At American Prospect, Dana Goldstein does some fact-checking as well:
" Kristol: If the United States hadn't gone into Iraq, Saddam's ties to Al-Qaeda would today 'be intact or revived and even strengthened.'
" Reality: The September 11 Commission found no evidence of a 'collaborative relationship' between Al-Qaeda and Saddam Hussein's Iraq. But today, four years after the American invasion, one of the fiercest insurgent groups in Iraq, Al-Qaeda in Mesopotamia, models itself after the organization that attacked New York and Washington in 2001, yet is a whole cloth product of the war.
"Kristol spouts all this nonsense about success in Iraq in order to come to the conclusion that the United States should begin drawing down troops in 2008 (though no sooner). I agree with Brad Plumer: Saying this ill-conceived war is 'Won and Done' is more than inaccurate -- it's an invitation to make more catastrophically deadly foreign policy mistakes in the future. Iraq is Un-Won and No-Fun for anybody -- time to get out."
John McCain's communications staff quit yesterday, but Roger Simon (while landing an interview) gives the man his due:
"Although he was accused early on of pandering, in fact McCain's campaign has been much closer to political suicide than to political opportunism. He could have moved to more muted, nuanced positions on both Iraq and immigration. Other presidential candidates have managed that act. But McCain would not do it. It was, to him, a matter of principle."
I opined yesterday about Mirthala Salinas, who remains on paid suspension from Telemundo over her previously secret affair with L.A. Mayor Antonio Villaraigosa. LAT columnist Gregory Rodriguez is irked by the coverage:
"Last week, I got a phone call from a television news producer who asked me what Mayor Antonio Villaraigosa's extramarital affair revealed about the nature of Latino political leadership. I told her I'd agree to be interviewed on air only if we could explore what Bill Clinton's dalliances said about white people or Jesse Jackson's fling with an aide told us about black activists. Dumbfounded, she asked if I could refer her to someone else . . .

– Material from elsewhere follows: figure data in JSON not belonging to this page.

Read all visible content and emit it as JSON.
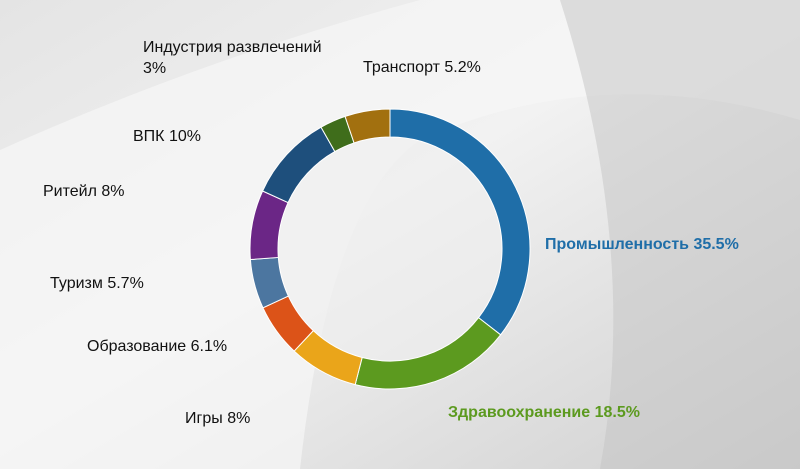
{
  "chart_data": {
    "type": "donut",
    "categories": [
      "Промышленность",
      "Здравоохранение",
      "Игры",
      "Образование",
      "Туризм",
      "Ритейл",
      "ВПК",
      "Индустрия развлечений",
      "Транспорт"
    ],
    "values": [
      35.5,
      18.5,
      8,
      6.1,
      5.7,
      8,
      10,
      3,
      5.2
    ],
    "value_labels": [
      "35.5%",
      "18.5%",
      "8%",
      "6.1%",
      "5.7%",
      "8%",
      "10%",
      "3%",
      "5.2%"
    ],
    "colors": [
      "#1f6ea8",
      "#5c9a1f",
      "#eaa51a",
      "#dc5318",
      "#4c76a0",
      "#6b2686",
      "#1e4f7c",
      "#3f6d1b",
      "#a2700f"
    ]
  }
}
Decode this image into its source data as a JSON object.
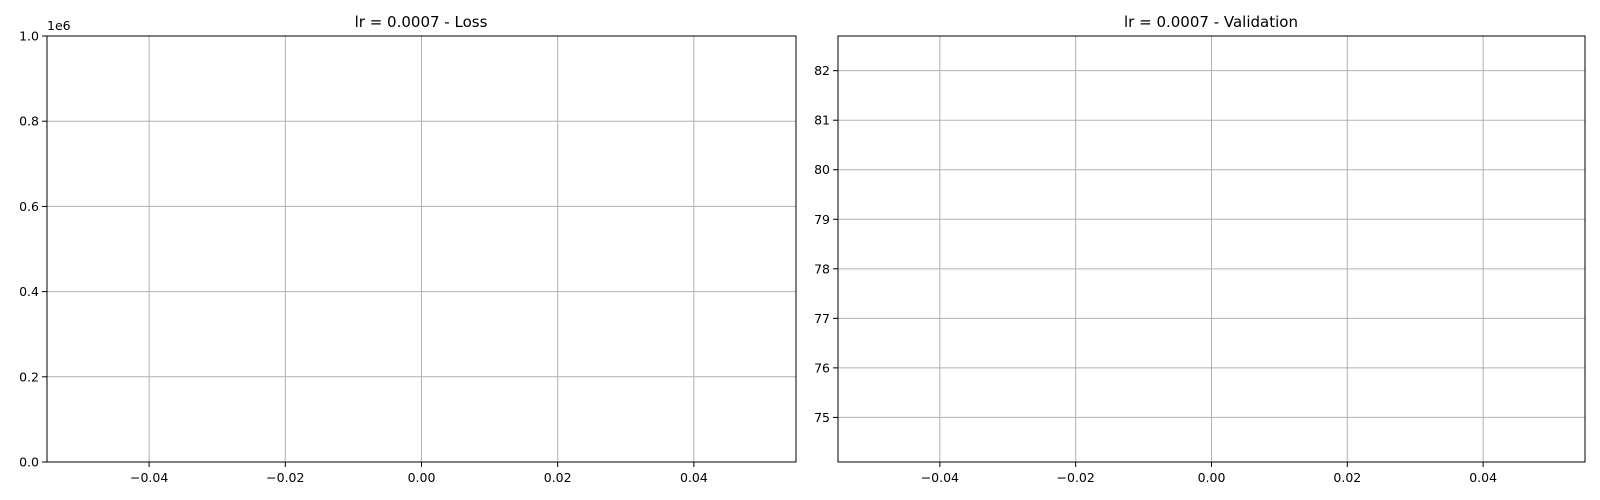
{
  "chart_data": [
    {
      "type": "line",
      "title": "lr = 0.0007 - Loss",
      "xlabel": "",
      "ylabel": "",
      "xlim": [
        -0.055,
        0.055
      ],
      "ylim": [
        0,
        1.0
      ],
      "x_ticks": [
        -0.04,
        -0.02,
        0.0,
        0.02,
        0.04
      ],
      "x_tick_labels": [
        "−0.04",
        "−0.02",
        "0.00",
        "0.02",
        "0.04"
      ],
      "y_ticks": [
        0.0,
        0.2,
        0.4,
        0.6,
        0.8,
        1.0
      ],
      "y_tick_labels": [
        "0.0",
        "0.2",
        "0.4",
        "0.6",
        "0.8",
        "1.0"
      ],
      "y_offset_text": "1e6",
      "grid": true,
      "series": [
        {
          "values": []
        }
      ]
    },
    {
      "type": "line",
      "title": "lr = 0.0007 - Validation",
      "xlabel": "",
      "ylabel": "",
      "xlim": [
        -0.055,
        0.055
      ],
      "ylim": [
        74.1,
        82.7
      ],
      "x_ticks": [
        -0.04,
        -0.02,
        0.0,
        0.02,
        0.04
      ],
      "x_tick_labels": [
        "−0.04",
        "−0.02",
        "0.00",
        "0.02",
        "0.04"
      ],
      "y_ticks": [
        75,
        76,
        77,
        78,
        79,
        80,
        81,
        82
      ],
      "y_tick_labels": [
        "75",
        "76",
        "77",
        "78",
        "79",
        "80",
        "81",
        "82"
      ],
      "grid": true,
      "series": [
        {
          "values": []
        }
      ]
    }
  ]
}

"The media gratuitously injected ethnicity into the scandal. Maybe, it would have been different if she worked for CBS, but I don't think so. Reporters from a variety of newspapers, including The Times, the Washington Post, the San Francisco Chronicle and the LA Weekly made lame comparisons between the mayor's affair and telenovelas, Spanish-language soap operas. Do you think they didn't write 'soap opera' because the English-language versions lack sufficient sex and intrigue? Or maybe it was a cute way to ascribe this behavior, as opposed to planting trees, to his ethnicity. After hearing that Salinas had dated two other Mexican American politicians, Fabian Núñez and Alex Padilla, Times columnist Steve Lopez joked that the three men were playing a game of '¿Quién Es Más Macho?,' a phrase comedian Bill Murray came up with on 'Saturday Night Live' in a 1979 takeoff on Latino stereotypes. Because -- heh, heh -- you know what they say about those Latin men.
"I'm surprised no newspaper ran a cartoon of the mayor sporting a pencil mustache, a Zorro mask and a rose clenched between his teeth."
The same column dealt with the firing of Chicago TV reporter Amy Jacobson, and the Chicago Tribune's Tim McNulty makes what at first sounds like a startling confession:
"I must first admit to wearing a swimsuit and taking my young children to a source/subject's home swimming pool, not unlike former WMAQ-Ch. 5 reporter Amy Jacobson, who was fired last week for that breach of ethics, 'lapse in judgment' and whatever else it has been called.
"The home I visited did not belong to the estranged husband of a missing woman, however. It was the summer home of then-president George H.W. Bush, who had invited the traveling White House press corps to Maine for a swim party in Kennebunkport. Nothing happened. Context is everything."